To summarise the strength of scientific evidence behind a functional ingredient, we used a mathematically based best-evidence synthesis. This best-evidence synthesis allowed us to categorise the functional ingredients as having a limited, moderate, or good record of efficacy. According to this best-evidence synthesis (Table ), good evidence exists for ASUs. Moderate evidence exists for methylsulfonylmethane and SKI306X, a cocktail of plant extracts. Limited evidence exists for the Chinese cocktail of plant extracts Duhuo Jisheng Wan, for cetyl myristoleate, for lipids from green-lipped mussels, and for plant extracts from H. procumbens. Limited evidence also exists for vitamins B3 and C and bromelain, but the small effects obtained, the high doses used, or the experimental design employed questions the clinical relevance and/or safety of these functional ingredients. The other interventions lacked scientific evidence either because of their rather poor design or because of contradicting available evidence.
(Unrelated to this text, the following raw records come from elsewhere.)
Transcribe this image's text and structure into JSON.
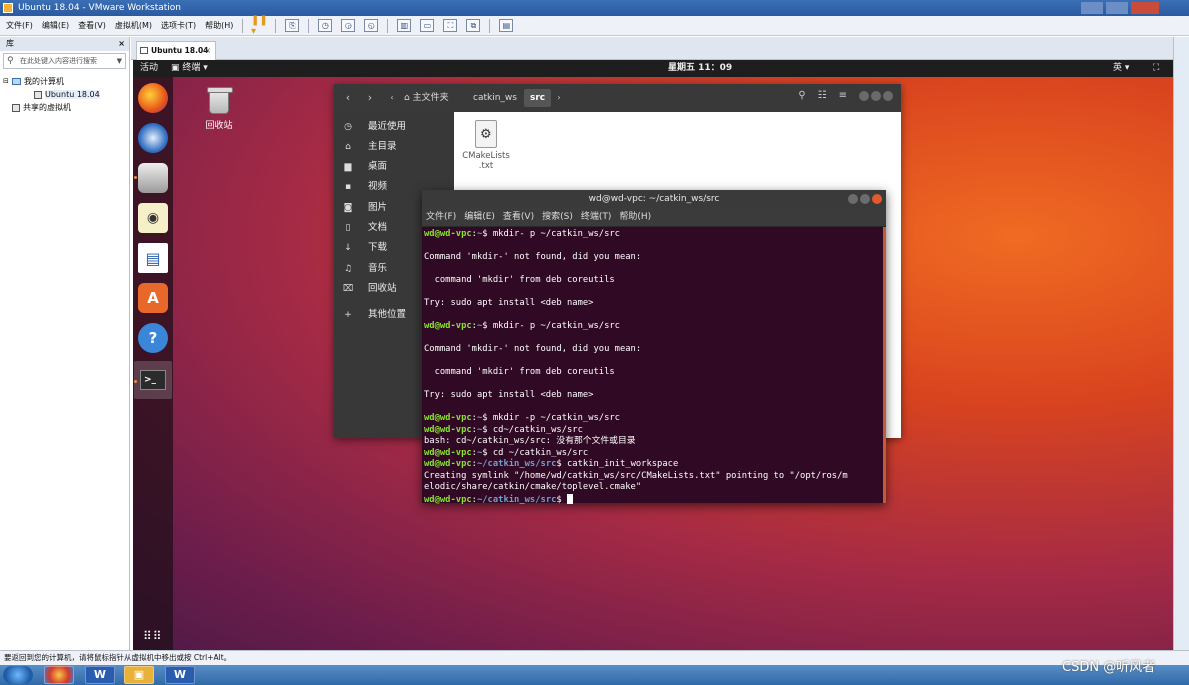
{
  "vmware": {
    "title": "Ubuntu 18.04 - VMware Workstation",
    "menu": [
      "文件(F)",
      "编辑(E)",
      "查看(V)",
      "虚拟机(M)",
      "选项卡(T)",
      "帮助(H)"
    ],
    "library": {
      "header": "库",
      "search_placeholder": "在此处键入内容进行搜索",
      "tree": {
        "my_computer": "我的计算机",
        "vm": "Ubuntu 18.04",
        "shared": "共享的虚拟机"
      }
    },
    "tab_label": "Ubuntu 18.04",
    "status": "要返回到您的计算机，请将鼠标指针从虚拟机中移出或按 Ctrl+Alt。"
  },
  "ubuntu": {
    "topbar": {
      "activities": "活动",
      "app_menu": "终端 ▾",
      "clock": "星期五 11：09",
      "ime": "英 ▾",
      "net": "⛶"
    },
    "desktop_trash_label": "回收站",
    "files": {
      "breadcrumbs": [
        "主文件夹",
        "catkin_ws",
        "src"
      ],
      "sidebar": [
        "最近使用",
        "主目录",
        "桌面",
        "视频",
        "图片",
        "文档",
        "下载",
        "音乐",
        "回收站",
        "其他位置"
      ],
      "file_name": "CMakeLists\n.txt"
    },
    "terminal": {
      "title": "wd@wd-vpc: ~/catkin_ws/src",
      "menu": [
        "文件(F)",
        "编辑(E)",
        "查看(V)",
        "搜索(S)",
        "终端(T)",
        "帮助(H)"
      ],
      "prompt_user": "wd@wd-vpc",
      "lines": [
        {
          "kind": "cmd",
          "path": "~",
          "text": "$ mkdir- p ~/catkin_ws/src"
        },
        {
          "kind": "blank"
        },
        {
          "kind": "out",
          "text": "Command 'mkdir-' not found, did you mean:"
        },
        {
          "kind": "blank"
        },
        {
          "kind": "out",
          "text": "  command 'mkdir' from deb coreutils"
        },
        {
          "kind": "blank"
        },
        {
          "kind": "out",
          "text": "Try: sudo apt install <deb name>"
        },
        {
          "kind": "blank"
        },
        {
          "kind": "cmd",
          "path": "~",
          "text": "$ mkdir- p ~/catkin_ws/src"
        },
        {
          "kind": "blank"
        },
        {
          "kind": "out",
          "text": "Command 'mkdir-' not found, did you mean:"
        },
        {
          "kind": "blank"
        },
        {
          "kind": "out",
          "text": "  command 'mkdir' from deb coreutils"
        },
        {
          "kind": "blank"
        },
        {
          "kind": "out",
          "text": "Try: sudo apt install <deb name>"
        },
        {
          "kind": "blank"
        },
        {
          "kind": "cmd",
          "path": "~",
          "text": "$ mkdir -p ~/catkin_ws/src"
        },
        {
          "kind": "cmd",
          "path": "~",
          "text": "$ cd~/catkin_ws/src"
        },
        {
          "kind": "out",
          "text": "bash: cd~/catkin_ws/src: 没有那个文件或目录"
        },
        {
          "kind": "cmd",
          "path": "~",
          "text": "$ cd ~/catkin_ws/src"
        },
        {
          "kind": "cmd",
          "path": "~/catkin_ws/src",
          "text": "$ catkin_init_workspace"
        },
        {
          "kind": "out",
          "text": "Creating symlink \"/home/wd/catkin_ws/src/CMakeLists.txt\" pointing to \"/opt/ros/m"
        },
        {
          "kind": "out",
          "text": "elodic/share/catkin/cmake/toplevel.cmake\""
        },
        {
          "kind": "cmd",
          "path": "~/catkin_ws/src",
          "text": "$ ",
          "cursor": true
        }
      ]
    }
  },
  "watermark": "CSDN @听风者"
}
Among these interventions that lacked evidence of efficacy, vit E is unique: it is the only nutritional intervention whose lack of symptom-modifying and structure-modifying effects in knee OA is reported in high-quality RCTs. Despite the fact that our best-evidence synthesis considers each functional ingredient as a single entity, the evidence of efficacy and the safety record of plant extracts should be considered to be product-specific given that the composition of an extract from a same plant can vary widely between manufacturers.
All 18 functional ingredients evaluated in Table were tested under a nutraceutical/dietary supplement form in the RCTs, except for hyperimmune milk incorporated in a functional drink. Depending on the regulatory laws of each country, these functional ingredients are sold as drugs, nutraceuticals (dietary supplements), or functional foods in association with health claims of variable strength. Although most ingredients are sold mostly as nutraceuticals today, some such as SKI306X and ASUs require a prescription and are sold as drugs, at least in some countries (Korea for SKI306X and several European countries for ASU). Similarly, the vitamins and some of the lipids reviewed here are sold mostly as nutraceuticals but can also be incorporated in functional foods (up to a country-specific defined maximal dose) because they have GRAS (generally recognised as safe) status. Regarding collagen hydrolysate specifically, its GRAS status and its advertised therapeutic dose (10 g) make it more practical to be used in a functional food than in a nutraceutical. Ideally, the efficacy of a functional food should be directly evaluated in an RCT (by providing to the enrolled patients the final commercial product) because the incorporation of a functional ingredient into a complex food matrix could potentially modify its efficacy, either by increasing or on the contrary by decreasing its bioavailability.